Elections came and went. Ironically, despite the party’s best efforts, where Mr Modi exerted himself, the party notched up victories. Where he didn’t, it slumped. The Bihar assembly elections were held in 2015. The BJP and JD(U) fought separately, although Mr Modi tried his best to save the coalition. The BJP claimed it would get 150 seats in a House of 243. It got 56.
At around the same time, a young leader who had been active in student politics in the state was also nurtured and given a ticket. Amit Shah
spotted Nityanand Rai, who had established himself via the Akhil Bharatiya Vidyarthi Parishad (ABVP). Mr Rai had finished four terms in the legislative assembly. In 2014 he contested the Ujiarpur Lok Sabha constituency and won. It would take him five years to become a Union minister (he is currently minister of state for home, under the direct tutelage of Mr Shah).
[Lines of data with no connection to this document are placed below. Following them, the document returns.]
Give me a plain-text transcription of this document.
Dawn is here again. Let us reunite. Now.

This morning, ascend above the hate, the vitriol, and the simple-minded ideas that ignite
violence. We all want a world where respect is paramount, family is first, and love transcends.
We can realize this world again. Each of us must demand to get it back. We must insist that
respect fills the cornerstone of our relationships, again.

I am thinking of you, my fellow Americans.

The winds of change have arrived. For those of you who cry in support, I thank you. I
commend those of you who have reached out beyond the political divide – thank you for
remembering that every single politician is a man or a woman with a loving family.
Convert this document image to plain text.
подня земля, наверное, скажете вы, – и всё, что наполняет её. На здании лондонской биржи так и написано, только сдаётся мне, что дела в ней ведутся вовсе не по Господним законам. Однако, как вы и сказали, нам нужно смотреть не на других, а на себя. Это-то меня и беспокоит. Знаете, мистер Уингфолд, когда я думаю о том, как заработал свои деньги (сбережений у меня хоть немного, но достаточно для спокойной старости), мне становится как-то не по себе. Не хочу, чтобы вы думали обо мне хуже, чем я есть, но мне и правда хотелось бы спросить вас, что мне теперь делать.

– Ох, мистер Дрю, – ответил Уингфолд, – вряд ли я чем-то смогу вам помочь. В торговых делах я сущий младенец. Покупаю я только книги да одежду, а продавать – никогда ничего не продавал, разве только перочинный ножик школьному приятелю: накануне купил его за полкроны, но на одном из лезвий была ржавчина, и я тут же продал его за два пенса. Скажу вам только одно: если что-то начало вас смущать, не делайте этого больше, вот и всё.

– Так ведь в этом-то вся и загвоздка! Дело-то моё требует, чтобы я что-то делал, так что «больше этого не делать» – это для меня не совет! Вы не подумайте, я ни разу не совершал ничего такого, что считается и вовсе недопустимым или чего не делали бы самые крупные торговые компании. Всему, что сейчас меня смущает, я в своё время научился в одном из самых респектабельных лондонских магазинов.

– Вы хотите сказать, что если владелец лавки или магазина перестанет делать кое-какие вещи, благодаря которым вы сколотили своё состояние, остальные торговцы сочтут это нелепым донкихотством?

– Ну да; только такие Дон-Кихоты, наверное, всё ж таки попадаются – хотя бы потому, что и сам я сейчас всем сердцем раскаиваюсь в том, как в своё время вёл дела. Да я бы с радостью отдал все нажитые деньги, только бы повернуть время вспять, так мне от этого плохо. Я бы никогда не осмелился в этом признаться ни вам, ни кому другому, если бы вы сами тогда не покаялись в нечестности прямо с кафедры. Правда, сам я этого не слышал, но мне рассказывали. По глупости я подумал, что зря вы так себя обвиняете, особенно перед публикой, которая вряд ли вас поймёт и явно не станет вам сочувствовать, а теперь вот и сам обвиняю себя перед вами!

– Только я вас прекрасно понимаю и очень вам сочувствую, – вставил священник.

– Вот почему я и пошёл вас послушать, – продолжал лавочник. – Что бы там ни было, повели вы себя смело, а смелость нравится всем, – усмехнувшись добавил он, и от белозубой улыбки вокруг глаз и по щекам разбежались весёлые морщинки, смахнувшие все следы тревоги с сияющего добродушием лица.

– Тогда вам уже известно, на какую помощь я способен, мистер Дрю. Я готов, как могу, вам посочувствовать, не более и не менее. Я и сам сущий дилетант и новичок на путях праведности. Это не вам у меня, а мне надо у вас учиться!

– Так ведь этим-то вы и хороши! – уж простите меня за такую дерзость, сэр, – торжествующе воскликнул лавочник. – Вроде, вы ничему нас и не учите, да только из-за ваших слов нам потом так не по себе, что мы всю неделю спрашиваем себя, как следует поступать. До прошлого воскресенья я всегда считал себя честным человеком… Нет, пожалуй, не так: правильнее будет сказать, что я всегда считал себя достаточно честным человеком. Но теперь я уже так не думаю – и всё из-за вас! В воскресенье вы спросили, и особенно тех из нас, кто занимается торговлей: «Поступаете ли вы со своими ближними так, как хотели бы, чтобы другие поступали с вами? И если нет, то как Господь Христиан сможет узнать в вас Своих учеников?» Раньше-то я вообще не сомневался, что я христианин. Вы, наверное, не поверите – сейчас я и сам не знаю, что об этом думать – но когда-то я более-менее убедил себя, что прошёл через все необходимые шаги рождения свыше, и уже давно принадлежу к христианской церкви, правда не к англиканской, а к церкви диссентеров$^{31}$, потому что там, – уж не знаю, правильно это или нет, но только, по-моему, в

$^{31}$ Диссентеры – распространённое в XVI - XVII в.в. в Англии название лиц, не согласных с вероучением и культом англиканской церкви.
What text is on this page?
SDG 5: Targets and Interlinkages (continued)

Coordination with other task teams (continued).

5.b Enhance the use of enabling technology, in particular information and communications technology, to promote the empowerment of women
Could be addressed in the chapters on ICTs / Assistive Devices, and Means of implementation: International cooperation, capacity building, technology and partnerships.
Mr Modi, meanwhile went from strength to strength, now with the backing of Arun Jaitley. Every Bihar BJP president who was appointed -- whether it was C P Thakur or Mangal Pandey -- found he had to pick his team from among lieutenants whose first loyalty was to Mr Modi.
In Mr Rai, the central leadership thought it was backing a winning horse to displace Mr Modi. He is somewhat brash and rowdy, and has enormous confidence. Some of this derives from the fact that he has independent sources of income (he reported assets amounting to Rs 18 crore in his 2019 Lok Sabha nomination papers).
However, in the 2015 election, the BJP, presumably on Mr Rai’s advice, fielded 22 Yadavs — no more than two or three won. Obviously Mr Rai is not a caste leader of the stature of Lalu Prasad. And this was a grievous blow to his standing. Mr Modi had scored again.
But this was by no means the end of the Centre’s sponsorship of Mr Rai. Ahead of this election, in consultation with Bhupender Yadav (another Bihar BJP leader who is supporting Rai), a 70-member committee to steer the elections was announced, headed by Mr Rai. Many Sushil Modi
supporters were absent from the list.
Now, a new element has been introduced in the mix: Devendra Fadnavis, former Maharashtra chief minister, will be negotiating seats with Mr Kumar. How things will pan out for the central leadership’s plans for a leadership change in Bihar will depend on the outcome of this election and the BJP’s strike rate. But one thing is clear: Mr Rai is the BJP’s new star in Bihar.